Не обращая внимания на мольбы своей жертвы, кат рванул ткань сорочки. Лопухина заплакала и попыталась оттолкнуть от себя его руки. Увидев заминку, подошел второй. Но приговоренная к экзекуции, не желая признавать неотвратимое, отчаянно забилась в их руках. Плакала, отбивалась, изловчившись, вцепилась зубами в кисть одного из мучителей. Тот чертыхнулся, высвобождая руку, процедил:
— Ну, ты меня запомнишь, красавка, — и, ухватив за волосы, резко развернул ее лицом к своему помощнику, который взял бывшую статс-даму за обе руки и, круто повернувшись, вскинул к себе на плечи, как мешок.
— Ты гляди, какая прыткая, — хохотнул любитель пирожков.
— И не жалко тебе ее, — тихо сказала, стоящая позади него, женщина.
— А что, — ответила ей, бойкая бабенка с бегающими мелкими глазками, — пущай и она попробует, как кнутом приласкают. Не все ж им только пряники.
— Уймись, бесстыжая, — смерил ее тяжелым взглядом здоровенный бородатый мужик, — ну как, если б ты была на их месте, весело б тебе было?
— И то верно. За что их так, баб-то? Не ровен час, до смерти запорют, — пронесся в воздухе сердобольный шепоток.
Остроглазая торговка, подбоченясь, собралась ответить им всем, как полагается, но в этот момент душераздирающий вопль повис над площадью, и все другие голоса стихли.
Все внимание толпы снова обратилось к Наталье Лопухиной. Кнут, падая тяжело и хлестко, впивался в тело, а, отпуская жертву, издавал неизменный сипяще-чавкающий всхлип. Глубокой бороздой оставалась его кровавая роспись на выгнутой в тщетном усилии спине. Дыхание останавливалось от каждого удара, чтобы прорваться с сукровичной пеной истошным протяжным криком до следующего счета — следующего камня на весах монаршей фемиды.
Хрипели в надрыве голосовые связки. Слезы застилали черные, в одни зрачки, глаза. Перед глазами русые волосы и толстая шея палача-подмастерья. На них грязь и розовая слюна Натальи. От пронзающей насквозь боли рывком вскинула голову кверху. Глубокое синее небо и безмятежно белые облака — удачное дополнение к картине несправедливости и невозможности. Разорванное сознание не породило ни единого слова, которое могло быть адресовано этой бездонной выси. Нечленораздельной первозданной мольбой ушло туда послание о необоснованно жестокой и бессмысленной расправе.
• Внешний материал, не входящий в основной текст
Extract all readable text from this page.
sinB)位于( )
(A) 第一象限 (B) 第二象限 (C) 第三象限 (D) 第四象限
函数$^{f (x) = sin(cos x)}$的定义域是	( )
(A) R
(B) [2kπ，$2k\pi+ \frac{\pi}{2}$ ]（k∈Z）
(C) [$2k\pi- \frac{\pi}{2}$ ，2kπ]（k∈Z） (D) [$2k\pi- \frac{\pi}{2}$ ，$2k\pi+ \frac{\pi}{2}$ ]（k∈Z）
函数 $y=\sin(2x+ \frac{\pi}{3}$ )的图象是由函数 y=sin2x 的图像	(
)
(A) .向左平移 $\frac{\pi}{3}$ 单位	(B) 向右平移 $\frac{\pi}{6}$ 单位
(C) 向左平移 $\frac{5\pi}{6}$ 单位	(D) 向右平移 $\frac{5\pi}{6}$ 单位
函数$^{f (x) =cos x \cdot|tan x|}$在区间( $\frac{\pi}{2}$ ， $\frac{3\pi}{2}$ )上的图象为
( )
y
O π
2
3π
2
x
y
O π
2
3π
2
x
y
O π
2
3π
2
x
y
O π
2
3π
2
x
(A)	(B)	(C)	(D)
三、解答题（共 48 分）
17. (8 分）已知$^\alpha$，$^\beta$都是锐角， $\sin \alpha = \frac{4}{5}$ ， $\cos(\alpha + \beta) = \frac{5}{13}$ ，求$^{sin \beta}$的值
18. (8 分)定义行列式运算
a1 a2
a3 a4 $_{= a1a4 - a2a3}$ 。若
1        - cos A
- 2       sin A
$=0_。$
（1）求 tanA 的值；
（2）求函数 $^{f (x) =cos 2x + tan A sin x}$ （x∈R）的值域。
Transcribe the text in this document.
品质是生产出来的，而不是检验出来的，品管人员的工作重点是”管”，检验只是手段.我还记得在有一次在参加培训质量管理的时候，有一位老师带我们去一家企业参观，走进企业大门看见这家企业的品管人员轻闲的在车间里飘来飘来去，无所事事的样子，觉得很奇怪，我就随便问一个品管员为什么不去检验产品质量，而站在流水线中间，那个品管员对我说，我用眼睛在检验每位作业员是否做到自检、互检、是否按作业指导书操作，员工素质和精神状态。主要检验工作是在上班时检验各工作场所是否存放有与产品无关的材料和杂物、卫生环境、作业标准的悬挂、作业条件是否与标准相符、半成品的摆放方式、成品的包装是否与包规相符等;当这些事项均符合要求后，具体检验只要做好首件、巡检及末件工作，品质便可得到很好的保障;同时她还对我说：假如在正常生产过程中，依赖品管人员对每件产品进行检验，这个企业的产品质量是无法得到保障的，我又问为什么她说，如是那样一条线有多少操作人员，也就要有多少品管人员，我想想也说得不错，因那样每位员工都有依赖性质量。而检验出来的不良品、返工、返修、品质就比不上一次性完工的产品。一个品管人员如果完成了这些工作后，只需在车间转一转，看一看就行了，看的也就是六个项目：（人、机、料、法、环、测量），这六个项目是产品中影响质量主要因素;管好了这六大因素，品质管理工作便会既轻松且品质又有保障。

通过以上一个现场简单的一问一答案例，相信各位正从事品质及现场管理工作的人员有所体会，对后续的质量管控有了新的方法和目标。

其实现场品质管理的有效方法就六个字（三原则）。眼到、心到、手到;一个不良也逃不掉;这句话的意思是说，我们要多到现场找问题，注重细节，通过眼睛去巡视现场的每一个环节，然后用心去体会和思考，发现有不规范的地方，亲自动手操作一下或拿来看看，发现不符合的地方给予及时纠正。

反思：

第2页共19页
Мыслей не было. Не думала, не ждала. Рвалась, рвалась и рвалась. Бесполезность борьбы бесформенными лохмотьями вскидывалась в оглушенном разуме, но существо повиновалось животному исступлению инстинкта. Казалось, не будет конца. Или это конец.
Потом почувствовала, как опускается вниз на деревянный настил помоста. Палач сдавливает горло. Еще не окончена экзекуция. Вспомнила, что еще предстоит. Сжать зубы, противиться. Жить, воздуха… Клубится серый, мерцающий туман. Закашлялась. Груботканая ловушка захватила и потянула наружу все от самых ключиц. Полоснула остро-едкая боль и разлилась расплавленным свинцом. Последний крик захлебнулся кровью, и навалилась липкая, тяжелая темнота.
Лопухина потеряла сознание и уже не слышала, как палач, крикнув:
— Кому язык, дешево продам, — бросил к ногам собравшего люда еще горячую часть ее плоти. Она не могла видеть, как отскочил в сторону тощий паренек, по виду студент, его меловобледное лицо и дрожащие руки. Говорливая баба с маленькими злыми глазами застыла, как каменное изваяние. На рукаве бородача повисла его маленькая, полненькая жена. Гвардейцы стыдливо натянули на голову наказанной чистую тонкого хлопка сорочку, продели в рукава безжизненные руки, затолкали в рот свернутую жгутом тряпку, края завязали на затылке, уложили на телегу животом вниз. Все с трудом переводили дыхание. А на театр уже поднималась следующая жертва — Анна Бестужева.
Люди чувствовали, как сжимается нутро в ожидании повторения только что виденного представления, с жалостью смотрели на осужденную — хрупкая, русоволосая, словно прозрачная — выдержит ли?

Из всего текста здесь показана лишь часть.